BETTY JEROME: Well, training for motherhood is not something that people like to do when they're not a mother. And once you're involved, then you need that training. In the high schools, where we have young mothers with their infants, they're getting a great deal. But if you are a young adolescent and you're a mother, it's mighty hard to make you mature. It's like you've got one week to learn to ride that two-wheeled bicycle.

And it takes a little bit more wisdom and maturation and so that there has to be excellent backup for every one of these mothers. And I spent some time in China this summer. And I have to say that they have much more support for their mothers than we do. The communists are way ahead of us. They're behind us in a lot of things, but on this, they are ahead.

BOB POTTER: We've got about a minute left. A brief question and response, go ahead, please.

CALLER 8: Yes, I wanted to make one comment. I heard some people talking about, oh, finding sex with the love relationship. And what I question is, why should teenagers be expected to act like adults don't? Our whole society is revolved around selling both men and women as sex objects, and then children are expected to be far more mature than the adults in our society.

And one quick question.

BOB POTTER: No, I'm afraid we don't have time for that but just a brief reaction to that.

BETTY JEROME: Oh, I could stand up and cheer. I think you're absolutely right. LA Law discussed using contraception in a relationship of their lawyers the other day. And I think it was the most marvelous thing I had heard.

BOB POTTER: Well, at that point, Betty, I'm afraid we've run out of time. But we obviously could continue for a good deal longer. Many people have questions, and you certainly have an interesting perspective on all of it. Dr. Betty Jerome is director of Teenage Medical Services at Minneapolis Children's Medical Center.

Midday is made possible by Ecolab and its Chemlawn subsidiary. I'm Bob Potter at 10 minutes past 12:00.

CATHERINE WINTER: KNSR FM 88.9 Collegeville, Saint Cloud and WNSD FM, 100.9 Cloquet, Duluth, Superior. I'm Catherine Winter in the Saint Paul studios of Minnesota Public Radio. And with me right now is Tom Davis, who has just told me that he describes himself as a professional volunteer during Minnesota Public Radio's membership week. And that's what we're here to talk to you about today is membership and becoming a member of Minnesota Public Radio.

We're here for just a few minutes, and then coming up at about 20 minutes past the hour will be Mark Hystad with the Week in Review. On the Week in Review today, Mark's going to be talking about the significance of the Bush appointments. And there will be an extended piece as well on health care in prisons in America, including some talk about AIDS in the prisons.

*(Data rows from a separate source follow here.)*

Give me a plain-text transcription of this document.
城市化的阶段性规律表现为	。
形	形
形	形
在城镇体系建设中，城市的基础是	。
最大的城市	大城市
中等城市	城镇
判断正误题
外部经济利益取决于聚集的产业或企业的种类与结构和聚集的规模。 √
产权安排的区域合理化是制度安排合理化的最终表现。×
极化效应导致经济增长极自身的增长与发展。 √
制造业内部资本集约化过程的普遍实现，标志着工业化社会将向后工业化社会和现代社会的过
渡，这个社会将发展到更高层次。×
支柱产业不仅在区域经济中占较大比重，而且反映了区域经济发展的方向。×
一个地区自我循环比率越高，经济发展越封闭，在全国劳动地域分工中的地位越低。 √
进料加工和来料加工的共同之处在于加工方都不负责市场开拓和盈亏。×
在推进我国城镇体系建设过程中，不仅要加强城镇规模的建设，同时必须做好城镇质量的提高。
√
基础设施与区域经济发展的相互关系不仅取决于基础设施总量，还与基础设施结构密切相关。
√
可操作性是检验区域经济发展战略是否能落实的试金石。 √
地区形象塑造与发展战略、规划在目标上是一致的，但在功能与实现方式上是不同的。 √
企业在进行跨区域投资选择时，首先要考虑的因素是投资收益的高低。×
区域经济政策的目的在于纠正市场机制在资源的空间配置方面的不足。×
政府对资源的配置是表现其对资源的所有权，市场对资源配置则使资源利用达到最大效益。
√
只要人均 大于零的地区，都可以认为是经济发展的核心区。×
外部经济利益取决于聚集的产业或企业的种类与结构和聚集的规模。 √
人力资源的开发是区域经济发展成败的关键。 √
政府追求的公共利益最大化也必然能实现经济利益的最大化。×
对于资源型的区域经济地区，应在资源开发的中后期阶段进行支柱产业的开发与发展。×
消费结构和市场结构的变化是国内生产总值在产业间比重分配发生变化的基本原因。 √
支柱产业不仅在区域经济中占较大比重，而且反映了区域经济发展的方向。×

And then on the lighter side, Mark plans on bringing up a piece about the first hang glider flight across the continent. But for now, what we'd like to talk with you about just for a few minutes is membership and how important it is to become a member of Minnesota Public Radio. You can call in right now. We've got dozens of volunteers downstairs. And you can call in at 298-1330 in the Twin Cities or 1-800-228-7123 from anywhere around the state.

And as I said just a minute ago, with me is Tom Davis. Tom has been sort of coordinating all the people who are handling the phones downstairs and has been here all morning on a Saturday. And Tom, the question that I have for you is what in the world is it about Minnesota Public Radio that makes you come in and devote so much of your time to it?

TOM DAVIS: Well, I think the first thing is that several years ago, I made that first initial commitment to come down to Minnesota Public Radio and to answer phones. They're just all normal people like you and I down there on those phones. And I was very, very impressed that first time by the level of commitment of everybody at the station, everybody from on-air people to the engineering staff to some of the artistic staff. Even the administrative people downstairs have a level of commitment.